Abstract Turbomachinery components are inevitably subjected to various sources of manufacturing errors. The resultant variations in blade geometry eventually lead to performance degradation. This is especially true for transonic centrifugal compressor impellers where the complex interaction between the geometric variations and shock waves may amplify such degradation. However, relevant studies on uncertainty quantification or robust design optimization of centrifugal impellers are quite rare. The mechanisms of how the realistic manufacturing errors influence the impeller aerodynamic performance are not clear.

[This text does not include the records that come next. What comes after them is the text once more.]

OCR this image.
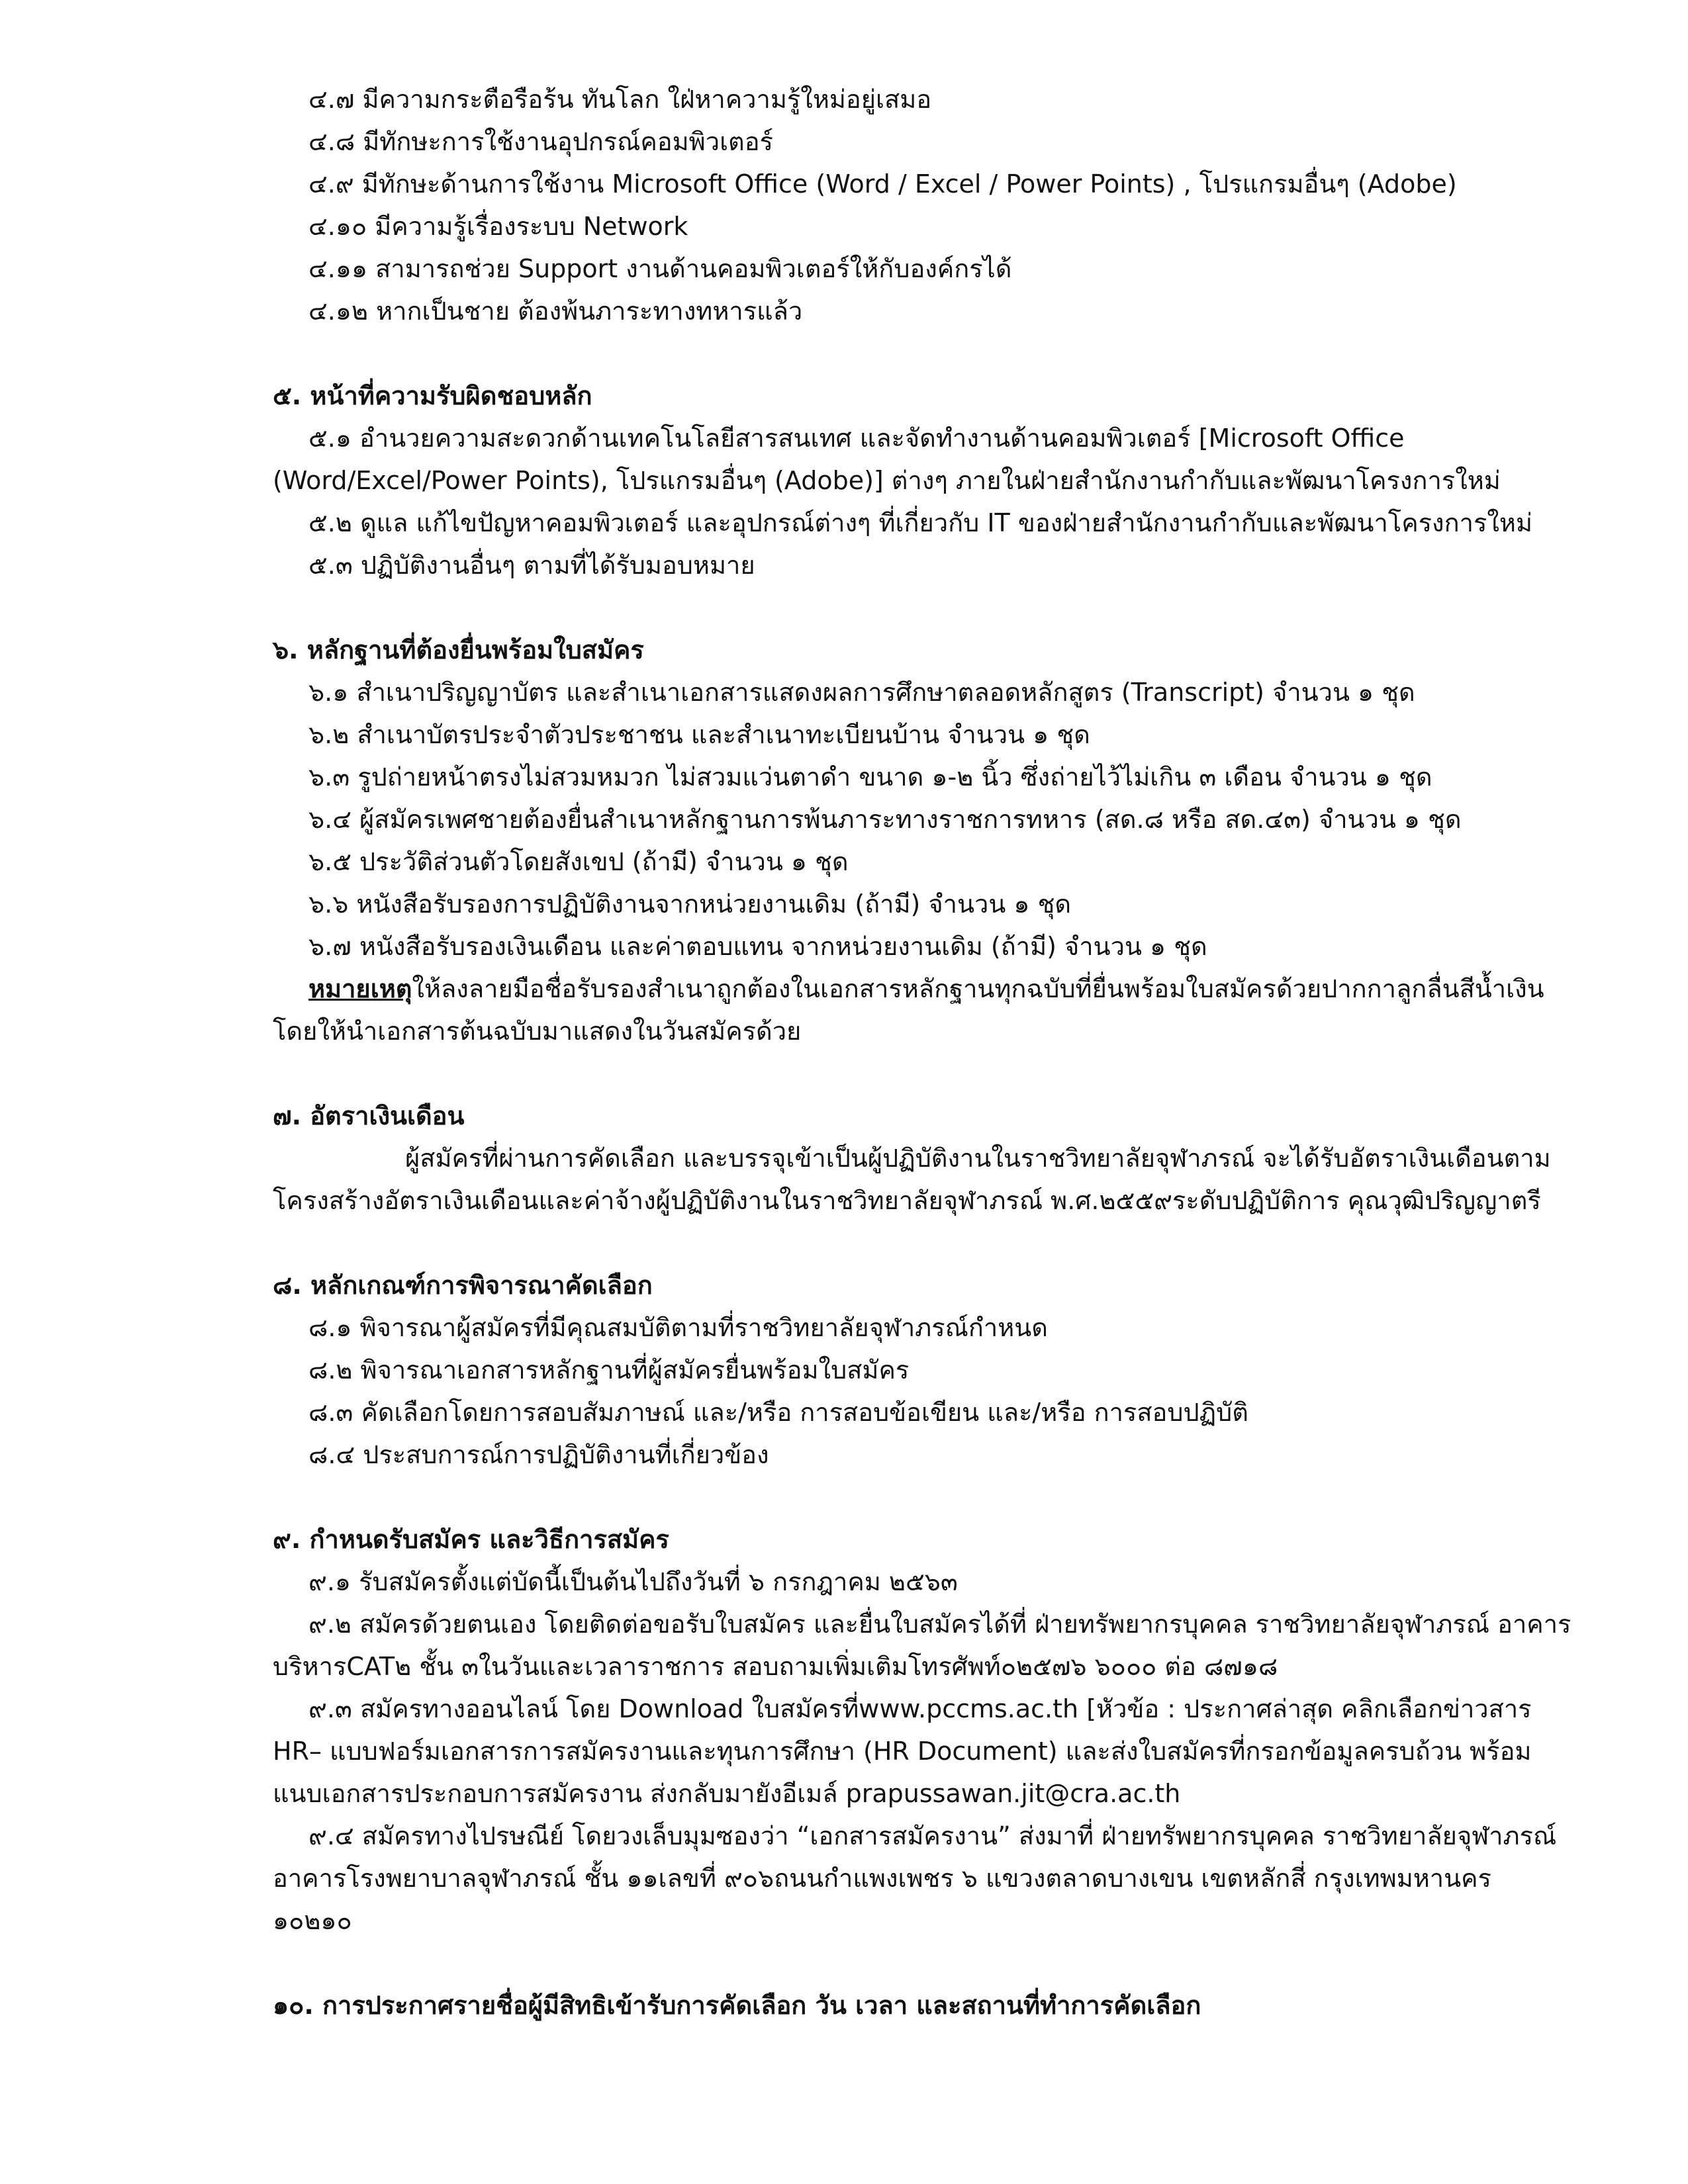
๔.๗ มีความกระตือรือร้น ทันโลก ใฝ่หาความรู้ใหม่อยู่เสมอ
๔.๘ มีทักษะการใช้งานอุปกรณ์คอมพิวเตอร์
๔.๙ มีทักษะด้านการใช้งาน Microsoft Office (Word / Excel / Power Points) , โปรแกรมอื่นๆ (Adobe)
๔.๑๐ มีความรู้เรื่องระบบ Network
๔.๑๑ สามารถช่วย Support งานด้านคอมพิวเตอร์ให้กับองค์กรได้
๔.๑๒ หากเป็นชาย ต้องพ้นภาระทางทหารแล้ว
๕. หน้าที่ความรับผิดชอบหลัก
๕.๑ อำนวยความสะดวกด้านเทคโนโลยีสารสนเทศ และจัดทำงานด้านคอมพิวเตอร์ [Microsoft Office
(Word/Excel/Power Points), โปรแกรมอื่นๆ (Adobe)] ต่างๆ ภายในฝ่ายสำนักงานกำกับและพัฒนาโครงการใหม่
๕.๒ ดูแล แก้ไขปัญหาคอมพิวเตอร์ และอุปกรณ์ต่างๆ ที่เกี่ยวกับ IT ของฝ่ายสำนักงานกำกับและพัฒนาโครงการใหม่
๕.๓ ปฏิบัติงานอื่นๆ ตามที่ได้รับมอบหมาย
๖. หลักฐานที่ต้องยื่นพร้อมใบสมัคร
๖.๑ สำเนาปริญญาบัตร และสำเนาเอกสารแสดงผลการศึกษาตลอดหลักสูตร (Transcript) จำนวน ๑ ชุด
๖.๒ สำเนาบัตรประจำตัวประชาชน และสำเนาทะเบียนบ้าน จำนวน ๑ ชุด
๖.๓ รูปถ่ายหน้าตรงไม่สวมหมวก ไม่สวมแว่นตาดำ ขนาด ๑-๒ นิ้ว ซึ่งถ่ายไว้ไม่เกิน ๓ เดือน จำนวน ๑ ชุด
๖.๔ ผู้สมัครเพศชายต้องยื่นสำเนาหลักฐานการพ้นภาระทางราชการทหาร (สด.๘ หรือ สด.๔๓) จำนวน ๑ ชุด
๖.๕ ประวัติส่วนตัวโดยสังเขป (ถ้ามี) จำนวน ๑ ชุด
๖.๖ หนังสือรับรองการปฏิบัติงานจากหน่วยงานเดิม (ถ้ามี) จำนวน ๑ ชุด
๖.๗ หนังสือรับรองเงินเดือน และค่าตอบแทน จากหน่วยงานเดิม (ถ้ามี) จำนวน ๑ ชุด
หมายเหตุให้ลงลายมือชื่อรับรองสำเนาถูกต้องในเอกสารหลักฐานทุกฉบับที่ยื่นพร้อมใบสมัครด้วยปากกาลูกลื่นสีน้ำเงิน
โดยให้นำเอกสารต้นฉบับมาแสดงในวันสมัครด้วย
๗. อัตราเงินเดือน
ผู้สมัครที่ผ่านการคัดเลือก และบรรจุเข้าเป็นผู้ปฏิบัติงานในราชวิทยาลัยจุฬาภรณ์ จะได้รับอัตราเงินเดือนตาม
โครงสร้างอัตราเงินเดือนและค่าจ้างผู้ปฏิบัติงานในราชวิทยาลัยจุฬาภรณ์ พ.ศ.๒๕๕๙ระดับปฏิบัติการ คุณวุฒิปริญญาตรี
๘. หลักเกณฑ์การพิจารณาคัดเลือก
๘.๑ พิจารณาผู้สมัครที่มีคุณสมบัติตามที่ราชวิทยาลัยจุฬาภรณ์กำหนด
๘.๒ พิจารณาเอกสารหลักฐานที่ผู้สมัครยื่นพร้อมใบสมัคร
๘.๓ คัดเลือกโดยการสอบสัมภาษณ์ และ/หรือ การสอบข้อเขียน และ/หรือ การสอบปฏิบัติ
๘.๔ ประสบการณ์การปฏิบัติงานที่เกี่ยวข้อง
๙. กำหนดรับสมัคร และวิธีการสมัคร
๙.๑ รับสมัครตั้งแต่บัดนี้เป็นต้นไปถึงวันที่ ๖ กรกฎาคม ๒๕๖๓
๙.๒ สมัครด้วยตนเอง โดยติดต่อขอรับใบสมัคร และยื่นใบสมัครได้ที่ ฝ่ายทรัพยากรบุคคล ราชวิทยาลัยจุฬาภรณ์ อาคาร
บริหารCAT๒ ชั้น ๓ในวันและเวลาราชการ สอบถามเพิ่มเติมโทรศัพท์๐๒๕๗๖ ๖๐๐๐ ต่อ ๘๗๑๘
๙.๓ สมัครทางออนไลน์ โดย Download ใบสมัครที่www.pccms.ac.th [หัวข้อ : ประกาศล่าสุด คลิกเลือกข่าวสาร
HR– แบบฟอร์มเอกสารการสมัครงานและทุนการศึกษา (HR Document) และส่งใบสมัครที่กรอกข้อมูลครบถ้วน พร้อม
แนบเอกสารประกอบการสมัครงาน ส่งกลับมายังอีเมล์ prapussawan.jit@cra.ac.th
๙.๔ สมัครทางไปรษณีย์ โดยวงเล็บมุมซองว่า “เอกสารสมัครงาน” ส่งมาที่ ฝ่ายทรัพยากรบุคคล ราชวิทยาลัยจุฬาภรณ์
อาคารโรงพยาบาลจุฬาภรณ์ ชั้น ๑๑เลขที่ ๙๐๖ถนนกำแพงเพชร ๖ แขวงตลาดบางเขน เขตหลักสี่ กรุงเทพมหานคร
๑๐๒๑๐
๑๐. การประกาศรายชื่อผู้มีสิทธิเข้ารับการคัดเลือก วัน เวลา และสถานที่ทำการคัดเลือก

In addition, most existing studies have considered a fixed level of manufacturing tolerance applied to the impeller blade surface, which neglects the combined effect of blade geometry and manufacturing tolerance on impeller performance. In this study, a collaborative robust design optimization was performed for a transonic centrifugal impeller considering realistic manufacturing errors. The realistic manufacturing error field was first modeled based on the measurements of 92 centrifugal impellers. With a combination of computational fluid dynamics simulation and the non-intrusive polynomial chaos method, the influence of manufacturing errors on impeller performance and flow field variations was quantified. To save computational costs for the uncertainty quantification, a dual dimensionality reduction method was proposed to reduce the dimensionality of uncertainties. Finally, blade angles and the manufacturing tolerance of the impeller were collaboratively optimized to enhance the impeller performance robustness against manufacturing errors. The results show that the impeller aerodynamic performance exhibited a downward trend in the presence of manufacturing errors. The flow mechanisms responsible for this trend were mainly associated with increased intensity of the shock waves near the inducer blade tip. Such shock waves were significantly alleviated by reducing impeller inlet blade angles without the loss of pressure rise capability. Consequently, the impeller performance robustness against manufacturing errors was enhanced with the standard deviation of polytropic efficiency being reduced by 35% at a lower anticipated manufacturing cost due to increased tolerance allowance.